Covered calls doesn’t offer too much downside protection, is there a point in a downturn where you get out and take losses? Interesting question. He would trim positions. The risk is that there is more risk on the downside than you have growth on the upside. In terms of exiting entirely, he wouldn’t do it.
Would you use an ETF to invest in Emerging Markets? Particularly looking at India, what ETF should I use? In terms of buying an India ETF, he wouldn’t have any problem buying one (BMO has one and iShares, etc.). India is much more transparent that China. In terms of Emerging Markets’ ETF, he will talk about one of them on the Top Picks section.
Market. This pull back started Monday. Hopefully the real low was Monday. Things don’t go up in a straight line. Marijuana and Bitcoin stocks have had increased volatility. The central driving force of this is in the volatility index. There are ETFs that allow you to benefit when volatility goes up. Some strategies required small profits in low volatility. When one part of the bet goes the wrong way they have to sell equities to offset the losses. A lot of this correction was done on machines. 3:10 Monday is when it really kicked in. Currencies and credit and global equities did not sell off much. This is just a ‘corrective process’.

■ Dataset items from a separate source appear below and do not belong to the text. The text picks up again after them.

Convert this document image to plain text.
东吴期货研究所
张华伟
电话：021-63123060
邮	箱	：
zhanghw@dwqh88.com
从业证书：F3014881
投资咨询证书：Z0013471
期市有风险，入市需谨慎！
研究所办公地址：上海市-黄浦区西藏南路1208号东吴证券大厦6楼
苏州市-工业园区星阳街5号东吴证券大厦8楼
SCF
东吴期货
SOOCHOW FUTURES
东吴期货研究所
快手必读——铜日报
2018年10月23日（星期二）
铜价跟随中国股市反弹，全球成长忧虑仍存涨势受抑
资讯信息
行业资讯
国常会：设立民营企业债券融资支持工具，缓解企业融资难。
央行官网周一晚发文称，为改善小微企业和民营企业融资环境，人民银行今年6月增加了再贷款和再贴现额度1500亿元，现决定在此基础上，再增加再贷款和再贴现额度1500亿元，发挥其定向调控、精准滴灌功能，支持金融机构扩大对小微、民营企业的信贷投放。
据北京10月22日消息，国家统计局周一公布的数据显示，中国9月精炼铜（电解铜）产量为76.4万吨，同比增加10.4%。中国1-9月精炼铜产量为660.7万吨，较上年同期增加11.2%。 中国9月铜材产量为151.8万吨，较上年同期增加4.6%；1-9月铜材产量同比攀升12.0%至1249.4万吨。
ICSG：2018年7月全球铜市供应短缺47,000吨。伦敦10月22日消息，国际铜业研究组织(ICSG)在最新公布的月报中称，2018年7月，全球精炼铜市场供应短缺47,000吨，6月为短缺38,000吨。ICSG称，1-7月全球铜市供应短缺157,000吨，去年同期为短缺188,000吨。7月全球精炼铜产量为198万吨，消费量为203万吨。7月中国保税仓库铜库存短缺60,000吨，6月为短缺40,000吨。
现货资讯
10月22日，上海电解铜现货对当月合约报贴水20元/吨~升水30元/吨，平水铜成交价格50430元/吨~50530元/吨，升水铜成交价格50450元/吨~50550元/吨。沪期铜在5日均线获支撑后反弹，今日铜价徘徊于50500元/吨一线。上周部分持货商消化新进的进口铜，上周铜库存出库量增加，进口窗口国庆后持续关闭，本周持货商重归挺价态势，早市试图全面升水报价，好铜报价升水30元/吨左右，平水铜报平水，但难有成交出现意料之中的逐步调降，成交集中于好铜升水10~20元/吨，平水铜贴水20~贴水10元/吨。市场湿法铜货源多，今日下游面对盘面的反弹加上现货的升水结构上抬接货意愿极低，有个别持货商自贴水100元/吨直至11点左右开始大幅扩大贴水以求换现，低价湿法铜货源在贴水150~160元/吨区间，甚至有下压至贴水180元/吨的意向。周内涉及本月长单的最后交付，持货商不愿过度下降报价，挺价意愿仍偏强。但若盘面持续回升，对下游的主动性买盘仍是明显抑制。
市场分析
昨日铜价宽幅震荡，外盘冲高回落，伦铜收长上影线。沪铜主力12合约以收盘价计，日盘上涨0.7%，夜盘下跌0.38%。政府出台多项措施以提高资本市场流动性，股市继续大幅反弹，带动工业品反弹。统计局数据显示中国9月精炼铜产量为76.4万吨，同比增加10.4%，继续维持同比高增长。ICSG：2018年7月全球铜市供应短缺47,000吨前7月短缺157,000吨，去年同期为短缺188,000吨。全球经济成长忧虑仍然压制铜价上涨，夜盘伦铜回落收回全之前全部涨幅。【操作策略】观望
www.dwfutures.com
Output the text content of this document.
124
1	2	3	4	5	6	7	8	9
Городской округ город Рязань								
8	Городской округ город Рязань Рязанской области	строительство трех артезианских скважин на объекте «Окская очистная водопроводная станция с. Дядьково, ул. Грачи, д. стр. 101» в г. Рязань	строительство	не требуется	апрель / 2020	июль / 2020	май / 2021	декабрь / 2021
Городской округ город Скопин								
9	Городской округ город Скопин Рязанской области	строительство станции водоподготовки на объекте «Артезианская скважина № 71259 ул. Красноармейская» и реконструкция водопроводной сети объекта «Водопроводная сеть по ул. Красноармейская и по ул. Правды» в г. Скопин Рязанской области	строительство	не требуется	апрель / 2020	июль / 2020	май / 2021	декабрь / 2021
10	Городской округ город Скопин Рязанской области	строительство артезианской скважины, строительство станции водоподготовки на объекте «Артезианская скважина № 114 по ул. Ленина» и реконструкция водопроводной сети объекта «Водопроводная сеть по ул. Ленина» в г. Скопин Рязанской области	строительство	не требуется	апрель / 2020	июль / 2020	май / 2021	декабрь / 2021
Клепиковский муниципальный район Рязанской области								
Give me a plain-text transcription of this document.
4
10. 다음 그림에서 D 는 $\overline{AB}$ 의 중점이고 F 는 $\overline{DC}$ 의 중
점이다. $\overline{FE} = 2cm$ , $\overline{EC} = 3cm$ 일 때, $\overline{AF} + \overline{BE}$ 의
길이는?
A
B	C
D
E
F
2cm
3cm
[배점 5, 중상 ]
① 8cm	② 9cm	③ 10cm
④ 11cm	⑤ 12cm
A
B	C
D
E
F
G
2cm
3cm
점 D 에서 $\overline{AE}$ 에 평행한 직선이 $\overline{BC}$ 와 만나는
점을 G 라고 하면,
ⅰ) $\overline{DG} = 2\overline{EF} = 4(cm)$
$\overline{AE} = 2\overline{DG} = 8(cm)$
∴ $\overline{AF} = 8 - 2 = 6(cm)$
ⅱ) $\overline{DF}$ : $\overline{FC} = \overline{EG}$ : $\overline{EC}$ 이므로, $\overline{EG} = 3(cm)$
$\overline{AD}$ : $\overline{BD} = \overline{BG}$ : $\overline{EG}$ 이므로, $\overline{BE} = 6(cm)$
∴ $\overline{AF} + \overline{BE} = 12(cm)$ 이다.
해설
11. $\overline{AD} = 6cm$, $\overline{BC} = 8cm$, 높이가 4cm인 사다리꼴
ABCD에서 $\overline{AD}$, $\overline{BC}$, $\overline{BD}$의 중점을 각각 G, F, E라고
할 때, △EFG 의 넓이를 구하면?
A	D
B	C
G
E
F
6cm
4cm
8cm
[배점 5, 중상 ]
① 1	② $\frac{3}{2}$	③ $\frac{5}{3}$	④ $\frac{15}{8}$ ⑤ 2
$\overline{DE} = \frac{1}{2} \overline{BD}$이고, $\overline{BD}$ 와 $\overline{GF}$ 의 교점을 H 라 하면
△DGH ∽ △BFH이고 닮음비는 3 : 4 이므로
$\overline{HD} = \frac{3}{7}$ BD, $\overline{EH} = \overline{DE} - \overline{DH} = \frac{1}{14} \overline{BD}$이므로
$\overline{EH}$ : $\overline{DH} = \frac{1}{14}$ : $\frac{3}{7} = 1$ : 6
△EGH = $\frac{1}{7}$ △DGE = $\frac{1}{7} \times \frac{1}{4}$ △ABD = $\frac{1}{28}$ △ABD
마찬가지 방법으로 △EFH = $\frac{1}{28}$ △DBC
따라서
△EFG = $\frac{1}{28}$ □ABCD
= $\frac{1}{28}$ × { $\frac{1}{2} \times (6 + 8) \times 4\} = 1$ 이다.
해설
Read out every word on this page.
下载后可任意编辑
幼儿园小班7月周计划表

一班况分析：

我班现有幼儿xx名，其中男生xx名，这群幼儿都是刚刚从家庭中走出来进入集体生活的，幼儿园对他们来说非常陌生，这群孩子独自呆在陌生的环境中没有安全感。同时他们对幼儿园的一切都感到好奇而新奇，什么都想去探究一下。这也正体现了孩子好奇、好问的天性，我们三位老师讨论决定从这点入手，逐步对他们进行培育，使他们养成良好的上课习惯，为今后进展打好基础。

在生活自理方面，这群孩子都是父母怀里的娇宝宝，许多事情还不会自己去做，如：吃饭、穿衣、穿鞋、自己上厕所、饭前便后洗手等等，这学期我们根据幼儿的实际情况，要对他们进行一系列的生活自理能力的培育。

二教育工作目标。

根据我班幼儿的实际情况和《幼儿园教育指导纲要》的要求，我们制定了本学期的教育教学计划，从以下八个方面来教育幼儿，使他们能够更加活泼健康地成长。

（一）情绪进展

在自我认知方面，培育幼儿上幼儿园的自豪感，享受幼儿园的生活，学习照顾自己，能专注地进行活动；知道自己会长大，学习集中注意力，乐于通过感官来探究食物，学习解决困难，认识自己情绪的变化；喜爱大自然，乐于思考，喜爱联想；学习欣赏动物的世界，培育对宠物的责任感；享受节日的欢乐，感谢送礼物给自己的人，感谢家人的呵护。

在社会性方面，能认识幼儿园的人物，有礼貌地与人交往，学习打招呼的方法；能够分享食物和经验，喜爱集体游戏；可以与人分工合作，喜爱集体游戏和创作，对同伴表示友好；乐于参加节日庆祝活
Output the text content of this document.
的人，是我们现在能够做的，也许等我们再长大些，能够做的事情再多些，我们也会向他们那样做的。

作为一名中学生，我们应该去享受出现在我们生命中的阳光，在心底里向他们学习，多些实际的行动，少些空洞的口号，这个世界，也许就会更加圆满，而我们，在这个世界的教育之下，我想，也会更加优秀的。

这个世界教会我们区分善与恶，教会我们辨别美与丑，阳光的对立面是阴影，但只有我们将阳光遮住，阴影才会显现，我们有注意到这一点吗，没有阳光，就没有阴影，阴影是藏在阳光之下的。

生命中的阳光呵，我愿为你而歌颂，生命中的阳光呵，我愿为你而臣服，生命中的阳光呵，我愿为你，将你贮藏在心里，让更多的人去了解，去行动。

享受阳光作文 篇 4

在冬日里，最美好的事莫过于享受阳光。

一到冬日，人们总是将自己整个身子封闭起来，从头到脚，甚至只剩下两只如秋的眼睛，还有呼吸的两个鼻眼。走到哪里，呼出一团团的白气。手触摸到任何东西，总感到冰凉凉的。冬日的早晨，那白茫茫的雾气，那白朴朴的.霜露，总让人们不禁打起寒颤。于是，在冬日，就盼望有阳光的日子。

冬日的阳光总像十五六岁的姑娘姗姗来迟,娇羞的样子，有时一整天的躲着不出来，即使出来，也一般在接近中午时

Market Outlook. Lots of adjectives for the market right now. One is exhausting. When you go through fluctuations like this week you want to make a step back and look at the fundamentals. Pick stocks based on that. The market is still pretty sound. Canada is the market that the rally forgot. There are some structural reasons for that particularly in the regulatory environment and taxes. From the valuation perspective though the Canadian market looks good. What is going to change that? Maybe something on the tax front or the regulatory front. The values are here. Maybe it is too early to run full hog into the markets. Less risk from the valuation perspective compared to other markets.
Bonds will face a challenging year. We see higher interest rates of 25-35 bps. The good thing is for the first time in many years where we have the global economy growing at 3% or more, which is great for earnings and the stock market as a whole. The Central Banks, however, are pulling back on their bond purchases. This is healthy from our perspective as we see great fundamentals.
Can you suggest a REIT stress test? Firstly, he looks at leverage because if interest rate increase risk. Secondly, if the payout ratio is higher than 85% it is riskier. Residential REITs are safer because they get funded by CMHC. In a credit event, yields move out and they have to fund at a higher rate.
Senior Housing. The senior housing market is difficult to determine, because of vacancy rates. There will be headwinds with minimum wage hikes as it has limited ability to pass rising costs through. Although demographics are improving, people are resisting going into these facilities, which is resulting in high vacancy rates.
Volatility. This week has been a reminder of market volaility. It's normal thought not fun to see 5-10% corrections. It will take time to work out this volatility. Some stocks are still overvalued, while some are bargains. The worst thing is getting upset and selling, then missing on the upside. Take this opportunity to take stock and get back to your appropriate allocation. We've seen a lot of program trading and many traders shorting the VIX which had an effect on the markets.
Robo advisors. Active management is the way to go for most investors, particularly in these times. Robos rely on passove ETFs, so it's hard to pick bottoms and buy individual stocks. For some small investors, robos are not a bad way to start and start saving, because those people don't have the time to study stocks and investments. But in your 40s and 50s you need an advisor to consider taxes and financial planning.